Seattle vacancy rates continue to remain low

Dupre and Scott recently released a report on local vacancy rates and they reported that rates are down from 4% in the fall to a current 3.6%. It has not been this low in years!

We found a great write up on seattle.curbed.com outlining the housing demand in the greater Seattle area. With the busy summer rental season quickly approaching it is shaping up to be a very competitive rental market with likely few vacancies.

The Case-Shiller Home Price index was released on Tuesday and showed that average Seattle home prices experienced a fourth consecutive drop in January. Year-over-year prices were up 11.9% in January but down from 12.4% in December. Seattle and Chicago had the biggest declines of any major cities that month.

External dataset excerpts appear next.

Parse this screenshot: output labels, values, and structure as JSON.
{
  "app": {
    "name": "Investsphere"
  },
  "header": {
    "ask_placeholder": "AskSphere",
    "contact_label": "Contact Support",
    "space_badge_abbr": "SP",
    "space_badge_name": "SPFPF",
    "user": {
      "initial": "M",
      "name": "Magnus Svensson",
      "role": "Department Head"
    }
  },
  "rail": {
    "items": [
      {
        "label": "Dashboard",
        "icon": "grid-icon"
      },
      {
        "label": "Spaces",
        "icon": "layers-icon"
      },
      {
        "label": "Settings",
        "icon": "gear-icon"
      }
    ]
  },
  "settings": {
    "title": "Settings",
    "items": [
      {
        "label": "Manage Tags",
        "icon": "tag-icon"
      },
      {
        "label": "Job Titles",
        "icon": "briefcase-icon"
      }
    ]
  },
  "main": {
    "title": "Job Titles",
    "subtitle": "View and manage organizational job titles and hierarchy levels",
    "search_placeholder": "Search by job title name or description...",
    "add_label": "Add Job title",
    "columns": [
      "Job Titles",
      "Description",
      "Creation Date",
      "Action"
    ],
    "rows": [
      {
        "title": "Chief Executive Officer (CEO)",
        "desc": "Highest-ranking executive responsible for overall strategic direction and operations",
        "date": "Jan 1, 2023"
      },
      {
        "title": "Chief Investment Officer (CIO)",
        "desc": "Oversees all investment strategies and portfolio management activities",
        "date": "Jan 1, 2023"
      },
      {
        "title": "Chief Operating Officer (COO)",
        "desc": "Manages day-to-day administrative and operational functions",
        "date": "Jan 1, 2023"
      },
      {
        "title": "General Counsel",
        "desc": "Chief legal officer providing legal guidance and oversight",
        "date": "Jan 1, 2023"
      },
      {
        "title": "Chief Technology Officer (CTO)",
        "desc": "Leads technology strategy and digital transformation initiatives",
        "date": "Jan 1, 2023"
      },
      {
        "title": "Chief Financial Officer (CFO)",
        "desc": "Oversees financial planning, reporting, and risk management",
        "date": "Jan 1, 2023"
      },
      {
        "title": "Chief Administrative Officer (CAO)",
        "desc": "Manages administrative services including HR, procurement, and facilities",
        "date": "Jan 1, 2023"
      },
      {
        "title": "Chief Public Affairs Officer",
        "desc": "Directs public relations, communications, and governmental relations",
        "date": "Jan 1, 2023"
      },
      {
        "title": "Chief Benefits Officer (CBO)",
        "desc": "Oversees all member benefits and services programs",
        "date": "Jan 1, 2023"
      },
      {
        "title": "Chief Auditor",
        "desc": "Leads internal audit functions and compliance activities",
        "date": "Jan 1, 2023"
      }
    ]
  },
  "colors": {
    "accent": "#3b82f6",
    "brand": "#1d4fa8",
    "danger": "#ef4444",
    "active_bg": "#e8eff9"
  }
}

Redfin Economist Ellen Haberle had this to say about the drop:

“Unlike many of its West Coast neighbors who are seeing inventory loosen, Seattle is facing the double whammy of worsening affordability and inventory, which is causing home prices and sales to lose momentum. Without a boost in new inventory in the coming months, we are likely to see home prices in Seattle tick up as more buyers enter the market and compete for the limited number of homes for sale.”

Meanwhile on the rental front, Dupre & Scott released a report earlier this week noting that the Puget Sound region vacancy rate is 3.6%, down from 4% last fall. The vacancy rate has only been this low once before since 1980, which could mean this is the calm before the storm in terms of apartment building. And you thought there were already too many apartment complexes being built around town.

D&S also blocked out some info on specific neighborhoods:

The gross vacancy rate on Capitol Hill is just 3.6%. West Seattle is at 4.5%. Downtown Bellevue is 5.1%. The Belltown/Downtown/South Lake Union market is 8.6%, but just 3.9% when you exclude the new units in lease-up.

Ballard’s market vacancy is a mere 2.8%. But its gross vacancy rate is the highest in the region, at 17.3%. Now that’s downright scary, isn’t it? Yes and no. If Ballard was a city with 100,000 rental units and it had a 17% vacancy rate, then yes that would be scary. But there are fewer than 2,500 units in Ballard. That means there are 423 vacant units right now. And since developers increased the total supply of rental housing by more than 50% in Ballard over the past 18 months, it’s doing pretty well.